A Uccle ou Waterloo, les Britanniques veulent être belges

Depuis l’annonce de la victoire du Brexit, vendredi, il semble que l’on pourrait assister à une forte hausse des demandes d’ acquisition de la nationalité belge par les ressortissants britanniques.

Antoine Clevers

"Home sweet home ? Pas vraiment, non… En 2014, 120 Britanniques ont obtenu la nationalité belge. Ils étaient 139 en 2015. Des chiffres modestes qui pourraient exploser en 2016. Depuis l’annonce de la victoire du Brexit, vendredi, il semble que l’on pourrait assister à une forte hausse des demandes d’acquisition de la nationalité belge par les ressortissants britanniques.

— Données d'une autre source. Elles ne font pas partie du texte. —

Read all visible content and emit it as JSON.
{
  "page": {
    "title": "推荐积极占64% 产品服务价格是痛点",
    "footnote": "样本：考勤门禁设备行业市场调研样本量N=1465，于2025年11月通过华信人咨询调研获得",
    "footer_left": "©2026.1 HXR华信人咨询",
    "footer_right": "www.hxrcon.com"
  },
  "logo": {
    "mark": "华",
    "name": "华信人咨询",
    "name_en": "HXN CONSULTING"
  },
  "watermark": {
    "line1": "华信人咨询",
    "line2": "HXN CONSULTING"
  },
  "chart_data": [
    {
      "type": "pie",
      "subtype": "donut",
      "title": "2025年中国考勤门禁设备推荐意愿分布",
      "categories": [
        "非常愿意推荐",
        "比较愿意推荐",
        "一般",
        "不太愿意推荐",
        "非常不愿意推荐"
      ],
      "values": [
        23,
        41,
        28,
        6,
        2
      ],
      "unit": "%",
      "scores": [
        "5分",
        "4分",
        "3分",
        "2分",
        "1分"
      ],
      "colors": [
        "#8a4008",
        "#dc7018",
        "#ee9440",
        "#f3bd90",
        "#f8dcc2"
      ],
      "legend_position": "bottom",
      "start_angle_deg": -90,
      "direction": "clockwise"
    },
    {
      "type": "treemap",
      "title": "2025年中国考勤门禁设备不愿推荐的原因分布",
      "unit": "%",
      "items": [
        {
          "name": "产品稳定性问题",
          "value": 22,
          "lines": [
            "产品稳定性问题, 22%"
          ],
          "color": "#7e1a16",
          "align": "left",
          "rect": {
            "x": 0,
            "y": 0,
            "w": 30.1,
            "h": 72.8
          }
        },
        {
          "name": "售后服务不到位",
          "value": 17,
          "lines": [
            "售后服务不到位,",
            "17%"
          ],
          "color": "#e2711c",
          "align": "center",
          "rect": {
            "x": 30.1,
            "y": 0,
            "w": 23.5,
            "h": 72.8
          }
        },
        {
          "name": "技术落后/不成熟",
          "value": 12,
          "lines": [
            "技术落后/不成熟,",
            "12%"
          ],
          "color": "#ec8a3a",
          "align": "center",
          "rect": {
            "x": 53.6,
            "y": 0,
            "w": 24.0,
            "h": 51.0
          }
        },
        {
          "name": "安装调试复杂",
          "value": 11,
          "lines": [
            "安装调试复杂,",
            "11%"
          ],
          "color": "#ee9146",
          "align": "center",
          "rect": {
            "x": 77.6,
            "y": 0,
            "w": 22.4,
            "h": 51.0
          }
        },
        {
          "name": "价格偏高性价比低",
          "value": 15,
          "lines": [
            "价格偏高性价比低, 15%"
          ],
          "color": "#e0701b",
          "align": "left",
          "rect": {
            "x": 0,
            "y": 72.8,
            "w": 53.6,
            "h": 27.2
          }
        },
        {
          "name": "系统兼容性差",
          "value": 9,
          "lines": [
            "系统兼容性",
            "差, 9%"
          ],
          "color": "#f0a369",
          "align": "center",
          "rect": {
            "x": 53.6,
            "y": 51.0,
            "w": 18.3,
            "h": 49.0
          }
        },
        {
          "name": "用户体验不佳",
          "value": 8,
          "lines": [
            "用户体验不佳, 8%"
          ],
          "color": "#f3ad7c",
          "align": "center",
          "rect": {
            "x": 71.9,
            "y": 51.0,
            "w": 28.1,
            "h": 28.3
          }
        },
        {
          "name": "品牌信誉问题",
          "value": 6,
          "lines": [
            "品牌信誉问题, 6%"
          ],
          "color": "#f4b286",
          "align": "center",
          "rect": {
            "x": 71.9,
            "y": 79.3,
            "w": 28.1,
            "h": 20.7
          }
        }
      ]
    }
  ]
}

A Uccle, par exemple, "il y a eu onze demandes en deux jours (neuf vendredi et deux ce lundi matin)", a annoncé Boris Dilliès (MR), échevin de la Population. "A titre de comparaison, sur toute l’année 2015, il y en a eu une seule… Une demande d’acquisition de la nationalité, c’est une démarche concrète. Il s’agit de gens qui ont entamé la procédure de naturalisation. A côté d’eux, il y a aussi eu une quinzaine de demandes de renseignements."

Faut-il clairement y voir l’effet du Brexit ? Boris Dilliès reste prudent. Mais "s’il y a une telle différence depuis vendredi, c’est qu’il s’est passé quelque chose", dit l’échevin, dont la commune comprend une diaspora britannique d’environ 800 personnes. "Je crois que, par ces demandes, les gens expriment clairement leur souhait de rester dans l’Union européenne. Parmi eux, il y a des Britanniques qui pensaient de toute façon changer de nationalité et ils ont trouvé dans le Brexit la bonne occasion pour le faire. Et puis, il y a sans doute aussi des réactions spontanées."

Du côté de Waterloo, une commune du Brabant wallon dénombrant 458 ressortissants britanniques, l’échevin local de la Population dresse un constat similaire. "Depuis vendredi, il y a eu dix-huit demandes d’informations - cinq vendredi, dix samedi alors que la permanence est généralement très calme, et trois ce lundi", indique Yves Vander Cruysen (MR). Contrairement à Uccle, aucune démarche concrète n’a donc encore été entamée, mais un phénomène est en train d’émerger.

"On s’attend à d’autres demandes, notamment de la part d’enseignants" (Waterloo compte une école britannique et bientôt une école européenne), poursuit l’échevin Vander Cruysen. "Les expatriés râlent de ne pas avoir été entendus dans la discussion sur le Brexit. Et ils sont inquiets quant à leurs futurs droits sociaux, ils s’attendent à devoir demander un permis de travail."

En Irlande aussi

En République d’Irlande, le phénomène est encore plus prononcé. Le pays a enregistré une hausse spectaculaire des demandes de passeport de la part de Britanniques souhaitant rester citoyens de l’Union européenne, a indiqué lundi le ministère irlandais des Affaires étrangères, Charlie Flanagan.

L’ambassade d’Irlande à Londres a reçu plus de 4 000 dossiers depuis vendredi contre les quelque 200 enregistrés quotidiennement en temps normal. Selon Charlie Flanagan, "cette hausse exprime clairement une forme d’inquiétude parmi les détenteurs de passeports britanniques de voir prendre fin brutalement les avantages dont ils bénéficient en tant que citoyens européens".